Metricbeat getResources failed AccessDeniedException

atharvak · February 17, 2021, 11:10am

Hello guys,
I am trying to setup Metricbeat for my AWS account. I have already created an IAM user with full access to EC2, S3, Cloudwatch, etc. Following is my configuration

#- module: aws
#  period: 1m
#  metricsets:
#    - elb
#    - usage
- module: aws
  period: 5m
  access_key_id: '<ACCESS_KEY_ID>'
  secret_access_key: '<AWS_SECRET_ACCESS_KEY>'
  metricsets:
    - cloudwatch
  metrics:
    - namespace: AWS/EC2
      #name: ["CPUUtilization", "DiskWriteOps"]
      #tags.resource_type_filter: ec2:instance
      #dimensions:
      #  - name: InstanceId
      #    value: i-0686946e22cf9494a
      #statistic: ["Average", "Maximum"]
- module: aws
  period: 5m
  access_key_id: '----'
  secret_access_key: '---'
  metricsets:
    - ebs
    - ec2
#    - sns
#    - sqs
#    - rds
- module: aws
  period: 12h
  access_key_id: '<<ACCESS_KEY_ID>'
  secret_access_key: '<SECRET_ACCESS_KEY>'
  metricsets:
    - billing
  regions:
    - us-east-1
- module: aws
  period: 24h
  access_key_id: '<awsaccesskeyid>'
  secret_access_key: '<secretaccesskey>'
  metricsets:
    - s3_daily_storage
    - s3_request

Despite this configuration, I am getting following errors in the logs.

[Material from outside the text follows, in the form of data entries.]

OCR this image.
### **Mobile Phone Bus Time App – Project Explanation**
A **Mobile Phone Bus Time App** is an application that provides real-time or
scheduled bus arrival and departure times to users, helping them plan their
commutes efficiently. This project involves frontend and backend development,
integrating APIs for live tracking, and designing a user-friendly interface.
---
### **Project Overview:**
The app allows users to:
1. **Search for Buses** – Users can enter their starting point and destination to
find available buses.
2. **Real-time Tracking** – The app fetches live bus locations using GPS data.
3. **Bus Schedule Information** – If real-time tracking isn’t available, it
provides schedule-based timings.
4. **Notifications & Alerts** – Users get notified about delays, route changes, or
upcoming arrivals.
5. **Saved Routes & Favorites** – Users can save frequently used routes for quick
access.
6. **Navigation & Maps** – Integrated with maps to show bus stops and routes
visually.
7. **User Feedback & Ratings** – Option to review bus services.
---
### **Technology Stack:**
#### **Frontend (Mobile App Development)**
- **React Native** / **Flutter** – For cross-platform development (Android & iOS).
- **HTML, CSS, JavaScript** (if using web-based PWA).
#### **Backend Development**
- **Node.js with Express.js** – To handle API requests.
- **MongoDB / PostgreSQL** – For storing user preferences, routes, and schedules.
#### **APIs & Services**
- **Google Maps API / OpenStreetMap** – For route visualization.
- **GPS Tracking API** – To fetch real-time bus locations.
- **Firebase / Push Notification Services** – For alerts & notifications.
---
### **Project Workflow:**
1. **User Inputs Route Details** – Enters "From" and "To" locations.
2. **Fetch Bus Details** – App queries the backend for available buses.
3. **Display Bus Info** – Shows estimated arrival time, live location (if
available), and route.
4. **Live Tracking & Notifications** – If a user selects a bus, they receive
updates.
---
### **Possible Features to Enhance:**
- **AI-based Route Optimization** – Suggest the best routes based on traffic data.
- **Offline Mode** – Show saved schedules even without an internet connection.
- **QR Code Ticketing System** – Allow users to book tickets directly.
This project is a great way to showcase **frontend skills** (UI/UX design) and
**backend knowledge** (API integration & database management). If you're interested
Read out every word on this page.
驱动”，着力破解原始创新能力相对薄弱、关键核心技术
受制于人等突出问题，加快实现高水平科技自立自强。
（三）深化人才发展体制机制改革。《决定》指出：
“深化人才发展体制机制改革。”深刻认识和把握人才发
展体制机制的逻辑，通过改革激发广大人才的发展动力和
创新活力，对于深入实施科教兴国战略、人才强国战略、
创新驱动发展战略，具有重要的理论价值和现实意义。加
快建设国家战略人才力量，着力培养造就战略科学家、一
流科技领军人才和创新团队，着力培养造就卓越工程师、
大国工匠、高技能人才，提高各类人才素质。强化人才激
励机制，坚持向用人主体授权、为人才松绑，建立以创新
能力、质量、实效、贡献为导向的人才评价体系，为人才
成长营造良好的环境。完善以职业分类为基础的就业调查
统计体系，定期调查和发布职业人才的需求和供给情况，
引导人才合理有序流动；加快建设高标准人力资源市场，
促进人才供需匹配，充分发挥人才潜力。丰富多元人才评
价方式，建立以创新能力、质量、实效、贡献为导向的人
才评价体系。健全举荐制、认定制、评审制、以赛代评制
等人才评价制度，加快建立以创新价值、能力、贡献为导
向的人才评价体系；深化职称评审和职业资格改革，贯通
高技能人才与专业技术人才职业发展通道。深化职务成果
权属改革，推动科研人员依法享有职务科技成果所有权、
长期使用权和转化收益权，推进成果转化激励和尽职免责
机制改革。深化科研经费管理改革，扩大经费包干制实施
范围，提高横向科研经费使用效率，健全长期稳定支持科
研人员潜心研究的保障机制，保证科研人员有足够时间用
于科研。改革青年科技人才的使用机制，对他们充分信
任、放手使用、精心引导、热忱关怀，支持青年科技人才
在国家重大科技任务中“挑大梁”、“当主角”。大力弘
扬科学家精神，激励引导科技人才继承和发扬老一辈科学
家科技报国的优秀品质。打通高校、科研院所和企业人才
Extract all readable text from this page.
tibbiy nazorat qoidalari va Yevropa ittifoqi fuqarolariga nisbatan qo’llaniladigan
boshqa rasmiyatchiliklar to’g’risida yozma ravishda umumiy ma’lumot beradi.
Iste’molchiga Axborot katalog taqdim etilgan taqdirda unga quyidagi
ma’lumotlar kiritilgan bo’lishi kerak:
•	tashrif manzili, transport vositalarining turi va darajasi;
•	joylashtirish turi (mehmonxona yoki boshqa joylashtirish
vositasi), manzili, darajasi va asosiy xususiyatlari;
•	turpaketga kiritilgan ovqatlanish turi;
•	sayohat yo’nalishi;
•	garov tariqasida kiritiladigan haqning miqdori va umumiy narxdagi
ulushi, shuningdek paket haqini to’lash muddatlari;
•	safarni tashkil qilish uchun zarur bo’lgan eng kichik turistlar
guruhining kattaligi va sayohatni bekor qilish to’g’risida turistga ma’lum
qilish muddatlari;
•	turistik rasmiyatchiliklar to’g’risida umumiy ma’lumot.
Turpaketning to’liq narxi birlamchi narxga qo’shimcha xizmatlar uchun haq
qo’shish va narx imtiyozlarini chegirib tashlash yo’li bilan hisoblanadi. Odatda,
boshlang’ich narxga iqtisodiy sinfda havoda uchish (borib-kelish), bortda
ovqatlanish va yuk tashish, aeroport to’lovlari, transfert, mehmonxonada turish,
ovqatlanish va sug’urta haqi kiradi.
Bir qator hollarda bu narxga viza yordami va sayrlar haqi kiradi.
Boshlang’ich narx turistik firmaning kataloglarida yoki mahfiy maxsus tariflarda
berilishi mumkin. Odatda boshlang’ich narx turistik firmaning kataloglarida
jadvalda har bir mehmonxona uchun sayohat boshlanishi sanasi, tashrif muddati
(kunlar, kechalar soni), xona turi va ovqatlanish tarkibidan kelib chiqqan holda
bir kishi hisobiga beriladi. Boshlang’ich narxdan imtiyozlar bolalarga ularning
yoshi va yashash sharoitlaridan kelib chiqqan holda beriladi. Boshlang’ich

Feb 17 16:36:01 logviu metricbeat: 2021-02-17T16:36:01.807+0530#011INFO#011[aws.ebs]#011cloudwatch/cloudwatch.go:475#011getResourcesTags failed, skipping region ap-south-1: error GetResources: AccessDeniedException: User: arn:aws:iam::0000000:user/Test_user is not authorized to perform: tag:GetResources
Feb 17 16:36:01 logviu metricbeat: status code: 400, request id: 1f60b771-0e3b-454e-87b6-7078f4fe55ce
Feb 17 16:36:03 logviu metricbeat: 2021-02-17T16:36:03.480+0530#011INFO#011[aws.cloudwatch]#011cloudwatch/cloudwatch.go:475#011getResourcesTags failed, skipping region ap-south-1: error GetResources: AccessDeniedException: User: arn:aws:iam::0000000:user/Test_user is not authorized to perform: tag:GetResources
Feb 17 16:36:03 logviu metricbeat: status code: 400, request id: 1d305e8d-8b5d-419e-83fd-b21189e402e7
Feb 17 16:36:11 logviu metricbeat: 2021-02-17T16:36:11.763+0530#011INFO#011[aws.ebs]#011cloudwatch/cloudwatch.go:475#011getResourcesTags failed, skipping region us-east-2: error GetResources: AccessDeniedException: User: arn:aws:iam::0000000:user/Test_user is not authorized to perform: tag:GetResources
Feb 17 16:36:11 logviu metricbeat: status code: 400, request id: 0447b4d8-6b45-4c85-93c2-094ff301d18b

Thank you in advance.

jsoriano · February 17, 2021, 7:21pm

Hi @atharvak,

Could you check if yout IAM user has permissions for tag:GetResources?

This is needed for ebs and other metricsets.

system · March 17, 2021, 9:21pm

This topic was automatically closed 28 days after the last reply. New replies are no longer allowed.